Powered by Unreal Engine 5, Avowed looks quite fetching on PS5. The Living Lands are impressively varied: emerald forests that make you forgive the occasional fetch quest, deserts that smell like late-stage decisions, and caves that are unhelpfully moody when you just wanted a short stroll. Lightning and spell effects are the game's equivalent of a wedding DJ - loud, flashy, and responsible for at least three fantastic clips you'll post to social media. Character models and facial work are solid for the most part, with companions delivering their speeches with the kind of facial expressions that make you believe they have feelings and, sometimes, resentments. The deity Sapadal is rendered with the emotional subtlety of a volcano, which suits the narrative. Environment art tends toward the dramatic and dense: ruins, animancy farms, and Pargrunen mountain halls are textured and detailed in a way that rewards slow exploration. There are a few visual hiccups: pop-in occasionally reminds you the engine is trying to be polite about streaming, and some performance dips can appear during the most spell-heavy skirmishes.

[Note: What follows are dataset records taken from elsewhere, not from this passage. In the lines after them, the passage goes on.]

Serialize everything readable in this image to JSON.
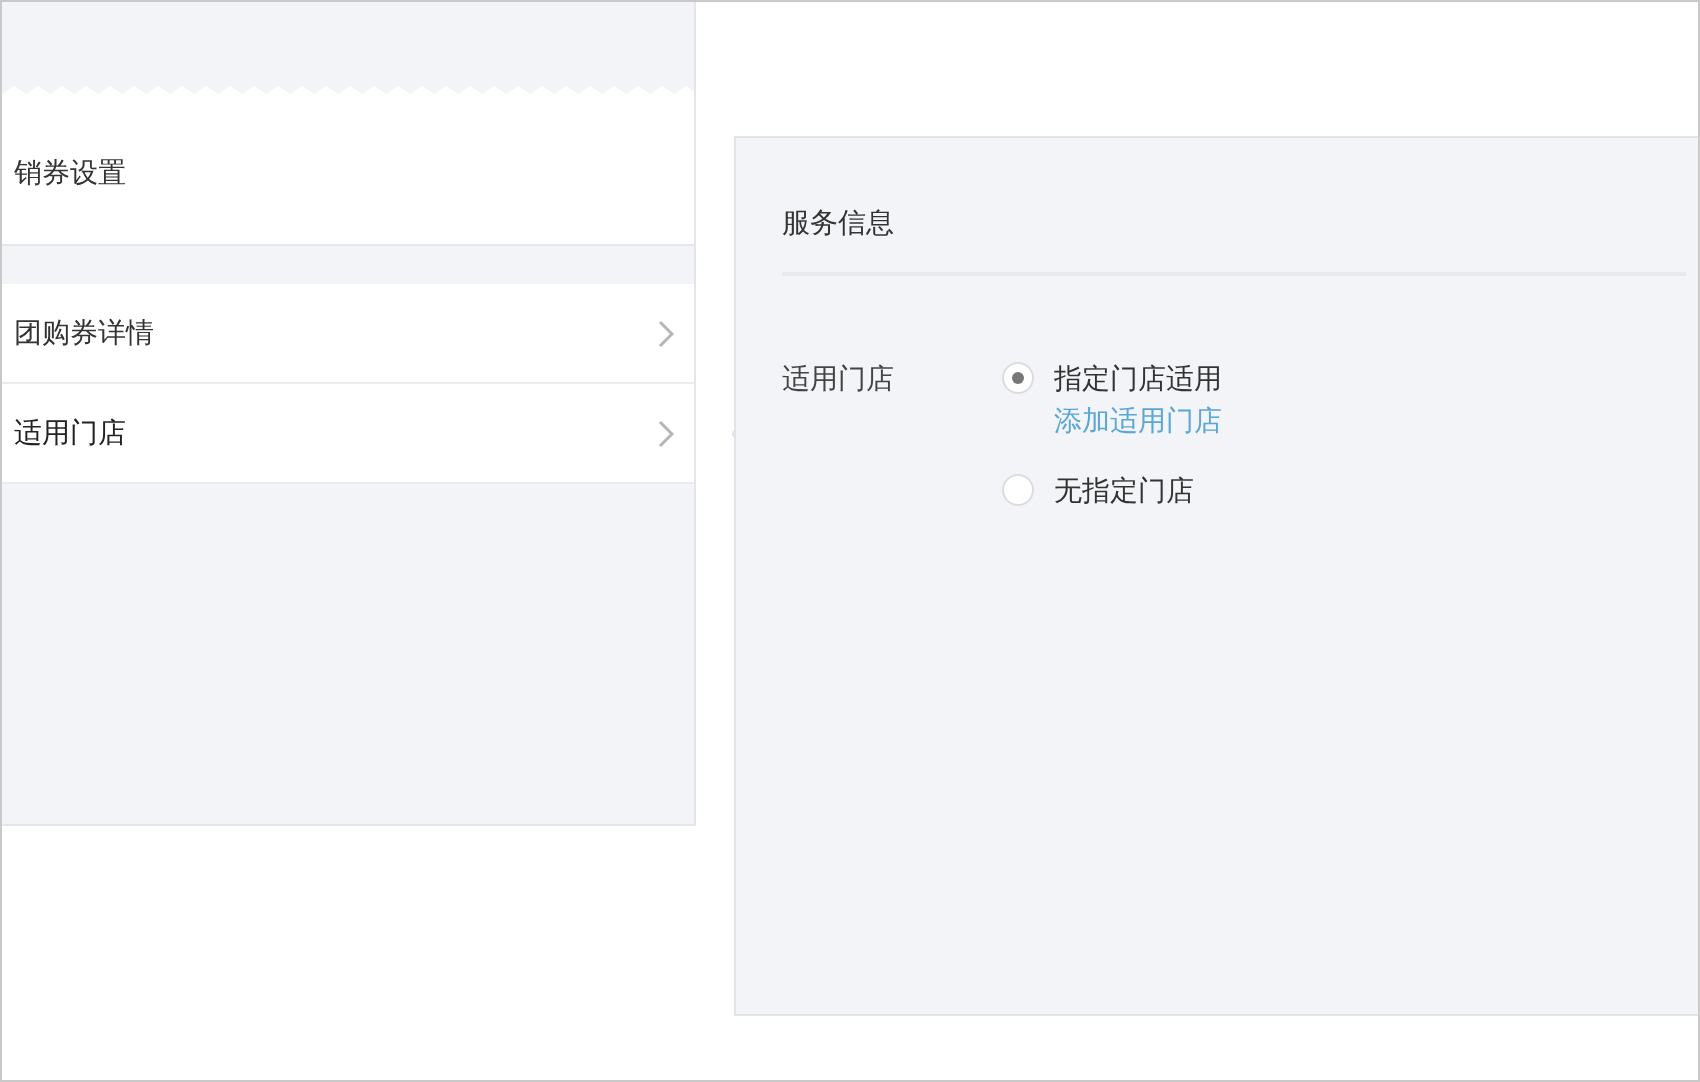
{
  "sidebar": {
    "section_title": "销券设置",
    "items": [
      {
        "label": "团购券详情",
        "selected": false
      },
      {
        "label": "适用门店",
        "selected": true
      }
    ]
  },
  "panel": {
    "title": "服务信息",
    "field": {
      "label": "适用门店",
      "options": [
        {
          "label": "指定门店适用",
          "selected": true,
          "link": "添加适用门店"
        },
        {
          "label": "无指定门店",
          "selected": false
        }
      ]
    }
  }
}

But on a PS5 patched up to date, Avowed generally holds the line between spectacle and performance, giving you those cinematic spell-axe combo moments without making the screen melt entirely.

Conclusion

Avowed is the videogame equivalent of a well-crafted fantasy novel that also happens to enjoy throwing fireworks at your face. Obsidian has made a story-rich, choice-heavy RPG that mostly balances satisfying combat with morally knobby decisions. It's not flawless - a few systems feel like ideas that wanted more time in the oven, and sales didn't set Xbox Game Studios on fire - but critics and players alike took to it enough for nominations and steady praise. If you want a single-player adventure that lets you be diplomatic, murderous, or theatrically indecisive, Avowed gives you the tools and the consequences. If you lean toward obsessive build-crafting or expect an endless open world, it may not scratch every itch. For most players on PS5 though, it's an excellent, frequently charming trip into Eora that proves Obsidian still knows how to spin a tale and make your enemies regret their life choices in increasingly stylish ways. Final thoughts: grab this if you like your fantasy with a side of moral hangover, a soundtrack by Venus Theory that fits the mood, and a narrative that will make you consider whether gods should have HR departments. Score: 8/10.